Be proactive and prepare your support team to handle negative feedback before the holiday season to ensure you’re not compromising on your customer experience.
By engaging with negative reviews and offering solutions, you show your customers that you are proactive with customer support and make them feel valued. You also build a new level of trust and confidence with prospective shoppers who can see that you provide excellent customer service.
3. Capture Zero-Party Data to Fuel your Personalization Efforts
Reviews can be a goldmine of data if utilized correctly. Apart from being user-generated content that you can utilize to building trust with your potential customers, you can use reviews can also be used to collect data about your customer's preferences, behaviors, demographics, and more. Collecting this data directly from your customers is becoming increasingly important with the Google, Meta, and Apple privacy changes, so brands should capitalize on the increase in sales during Black Friday to collect as much customer data as possible through reviews.
By including customer attributes in your reviews , you can collect valuable zero-party data directly from your customers and use it to personalize your customer experience. It also helps you to accurately segment your customers, identify attributes of your ideal customer, and double down on catering to their interests.
For example, an athleisure brand might ask customers to provide their height, body type, and their favorite type of workouts with their review.

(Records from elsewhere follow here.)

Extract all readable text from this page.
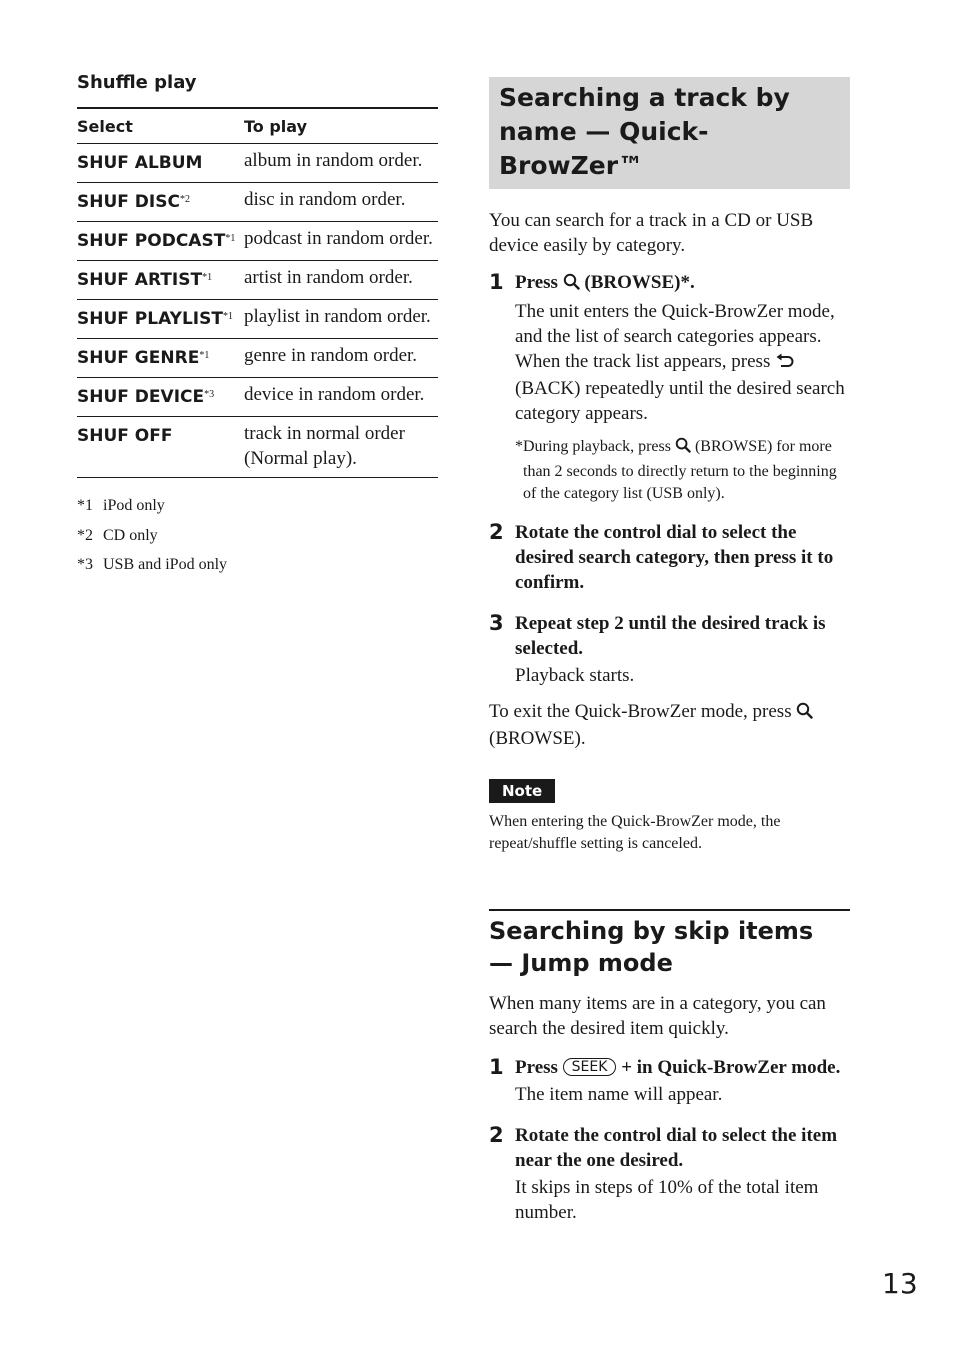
Shuffle play
Select	To play
SHUF ALBUM	album in random order.
SHUF DISC$^{*2}$	disc in random order.
SHUF PODCAST$^{*1}$	podcast in random order.
SHUF ARTIST$^{*1}$	artist in random order.
SHUF PLAYLIST$^{*1}$	playlist in random order.
SHUF GENRE$^{*1}$	genre in random order.
SHUF DEVICE$^{*3}$	device in random order.
SHUF OFF	track in normal order (Normal play).
*1 iPod only
*2 CD only
*3 USB and iPod only
Searching a track by name — Quick-BrowZer™
You can search for a track in a CD or USB device easily by category.
1 Press (BROWSE)*.
The unit enters the Quick-BrowZer mode, and the list of search categories appears.
When the track list appears, press  (BACK) repeatedly until the desired search category appears.
* During playback, press (BROWSE) for more than 2 seconds to directly return to the beginning of the category list (USB only).
2 Rotate the control dial to select the desired search category, then press it to confirm.
3 Repeat step 2 until the desired track is selected.
Playback starts.
To exit the Quick-BrowZer mode, press  (BROWSE).
Note
When entering the Quick-BrowZer mode, the repeat/shuffle setting is canceled.
Searching by skip items
— Jump mode
When many items are in a category, you can search the desired item quickly.
1 Press SEEK + in Quick-BrowZer mode.
The item name will appear.
2 Rotate the control dial to select the item near the one desired.
It skips in steps of 10% of the total item number.
13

With this information, this brand can provide more accurate product recommendations, or send theis customer articles or local event invites that they might find interesting based on their workout of choice.
4. Collecting Feedback with Micro-Surveys
In an ideal world, every customer would leave a review. But in reality, brands should have more than one means for collecting feedback during the holidays (and all year round). One such method is to embed micro-surveys throughout the customer experience, including the on-site and post-purchase experience.
Micro-surveys are surveys that have 1-2 questions maximum. These surveys take the consumer less time to complete, and therefore have a much higher response rate compared to a lengthy questionnaire.
There are many different types of questions that brands could ask in a micro-survey. One popular use case is to monitor the customer experience using a NPS, CES, or CSAT framework. Brands can use these frameworks to accurately measure customer satisfaction and loyalty levels, identify specific drivers of customer frustration and happiness, and take informed actions to optimize the customer experience as needed. This level of insight is especially important for customer service teams to understand during BFCM when both sales and ticket-volume are at an all-time high for the year.
Micro-surveys can also be used to collect zero-party data from your customers. Even better, with contextual targeting, brands can ask relevant questions to specific groups of customers. Let’s take the same athleisure brand we mentioned before. If a customer doesn’t leave a review on their first purchase, that brand can ask the customer their favorite workout in a micro-survey that pops up on their next visit to the website. However, if another customer left a review after their first purchase and the brand already has the data about their favorite workout, they can ask a different question to that customer on a pop-up survey, such as their preferences for leggings color. With the increase in web traffic and orders during the holiday season, contextually targeted micro-surveys provide a huge opportunity for brands to collect as much information about both their prospective buyers and repeat customers to drive conversion and build loyalty.